I want to build on this thought by considering the soil. Good soil receives help. The farmer fertilizes it, makes sure it receives nutrients that will help the seed grow, and of course, he waters the soil.

God is the farmer. We are the soil. But God doesn't just sow the seed, his Word, and leave us expecting us to nurture the seed ourselves. He nurtures us. He waters us. He gives us the capacity to be the very best soil.
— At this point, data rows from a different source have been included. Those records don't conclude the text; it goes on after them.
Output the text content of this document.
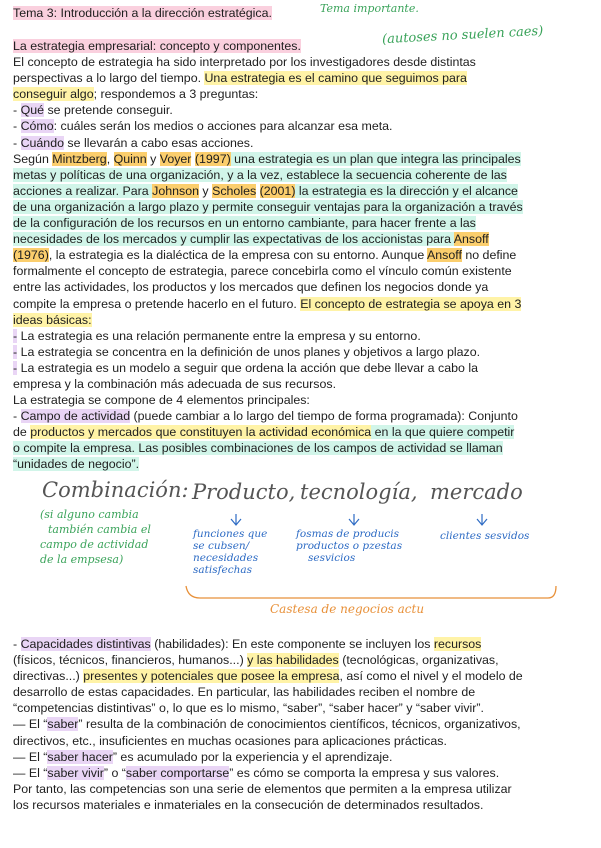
Tema 3: Introducción a la dirección estratégica.	Tema importante.
La estrategia empresarial: concepto y componentes.
El concepto de estrategia ha sido interpretado por los investigadores desde distintas
perspectivas a lo largo del tiempo. Una estrategia es el camino que seguimos para
conseguir algo; respondemos a 3 preguntas:
- Qué se pretende conseguir.
- Cómo: cuáles serán los medios o acciones para alcanzar esa meta.
- Cuándo se llevarán a cabo esas acciones.
Según Mintzberg, Quinn y Voyer (1997) una estrategia es un plan que integra las principales
metas y políticas de una organización, y a la vez, establece la secuencia coherente de las
acciones a realizar. Para Johnson y Scholes (2001) la estrategia es la dirección y el alcance
de una organización a largo plazo y permite conseguir ventajas para la organización a través
de la configuración de los recursos en un entorno cambiante, para hacer frente a las
necesidades de los mercados y cumplir las expectativas de los accionistas para Ansoff
(1976), la estrategia es la dialéctica de la empresa con su entorno. Aunque Ansoff no define
formalmente el concepto de estrategia, parece concebirla como el vínculo común existente
entre las actividades, los productos y los mercados que definen los negocios donde ya
compite la empresa o pretende hacerlo en el futuro. El concepto de estrategia se apoya en 3
ideas básicas:
- La estrategia es una relación permanente entre la empresa y su entorno.
- La estrategia se concentra en la definición de unos planes y objetivos a largo plazo.
- La estrategia es un modelo a seguir que ordena la acción que debe llevar a cabo la
empresa y la combinación más adecuada de sus recursos.
La estrategia se compone de 4 elementos principales:
- Campo de actividad (puede cambiar a lo largo del tiempo de forma programada): Conjunto
de productos y mercados que constituyen la actividad económica en la que quiere competir
o compite la empresa. Las posibles combinaciones de los campos de actividad se llaman
“unidades de negocio”.
(autoses no suelen caes)
Combinación: Producto, tecnología, mercado
(si alguno cambia
también cambia el
campo de actividad
de la empsesa)
funciones que
se cubsen/
necesidades
satisfechas
fosmas de producis
productos o pzestas
sesvicios
clientes sesvidos
Castesa de negocios actu
- Capacidades distintivas (habilidades): En este componente se incluyen los recursos
(físicos, técnicos, financieros, humanos...) y las habilidades (tecnológicas, organizativas,
directivas...) presentes y potenciales que posee la empresa, así como el nivel y el modelo de
desarrollo de estas capacidades. En particular, las habilidades reciben el nombre de
“competencias distintivas” o, lo que es lo mismo, “saber”, “saber hacer” y “saber vivir”.
— El “saber” resulta de la combinación de conocimientos científicos, técnicos, organizativos,
directivos, etc., insuficientes en muchas ocasiones para aplicaciones prácticas.
— El “saber hacer” es acumulado por la experiencia y el aprendizaje.
— El “saber vivir” o “saber comportarse” es cómo se comporta la empresa y sus valores.
Por tanto, las competencias son una serie de elementos que permiten a la empresa utilizar
los recursos materiales e inmateriales en la consecución de determinados resultados.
This is important because we often are down on ourselves, claiming that we cannot be the best Christians. Parents will often balk at the thought that they must be the first teachers of their children in the ways of faith because they fear that situations in their past renders them incapable of conveying the faith. People might receive a call from our religious education director asking them to teach and might respond that they don't feel they are good enough. People might receive a call from the co-ordinator of a parish ministry asking them to be lectors, Extraordinary Ministers of the Eucharist, etc, and might feel that if the parish knew about certain things in their past they would never have been asked. These negative thoughts which all of us harbor to various degrees ignore the fact that if God calls us to a ministry, if he calls us to be the soil where he wants to sow his Word, he will then give us the ability to complete the ministry.

I am convinced that it is part of the human psyche to cherish guilt. Perhaps, a person was not his or her best as a young man or woman. He or she made some tragic errors. But time went on and that person responded to God's call to come home. The call may have come through a graced moment like marriage, the birth of a child, or even the child's First Communion. Or the call may have come when the person just felt that he or she began to miss the most positive aspect of their childhood, their union with God. The person eventually received the courage to approach the sacrament of reconciliation, penance. At that point, God has forgave everything.
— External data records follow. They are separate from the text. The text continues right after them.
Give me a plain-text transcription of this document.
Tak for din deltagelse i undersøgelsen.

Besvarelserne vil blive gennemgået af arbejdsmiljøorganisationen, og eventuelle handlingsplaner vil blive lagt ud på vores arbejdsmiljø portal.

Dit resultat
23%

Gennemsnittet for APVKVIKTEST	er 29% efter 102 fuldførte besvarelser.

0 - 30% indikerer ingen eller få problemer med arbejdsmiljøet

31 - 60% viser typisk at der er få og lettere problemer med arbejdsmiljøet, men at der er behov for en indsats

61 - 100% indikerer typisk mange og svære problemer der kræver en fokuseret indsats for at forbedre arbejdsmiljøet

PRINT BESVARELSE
But the person hasn't forgiven himself or herself. The person's self image is that of the sinner. But that is who that person was, not who that person is. If God sows his seed among us, calls us to be good soil, then we have to accept his caring for the soil. We have to accept his forgiveness. Is there anyone who thinks that God made a mistake in giving them children? I certainly hope not. If God gives children, he does this because he knows we can cultivate them to bring his presence to the world. We are all God's instruments. We can be good soil because God prepares us to be good soil. We do not have the right to allow ourselves to be bogged down by the memory of sins forgiven by God. He has forgiven us. We have to forgive ourselves.

So let's do our best to get rid of the negative thoughts we have about ourselves. We are not alone. The Lord is with us. He writes straight with the crooked lines of our lives.

We can be good soil as long as we trust God allowing him to prepare us to give growth to his Word.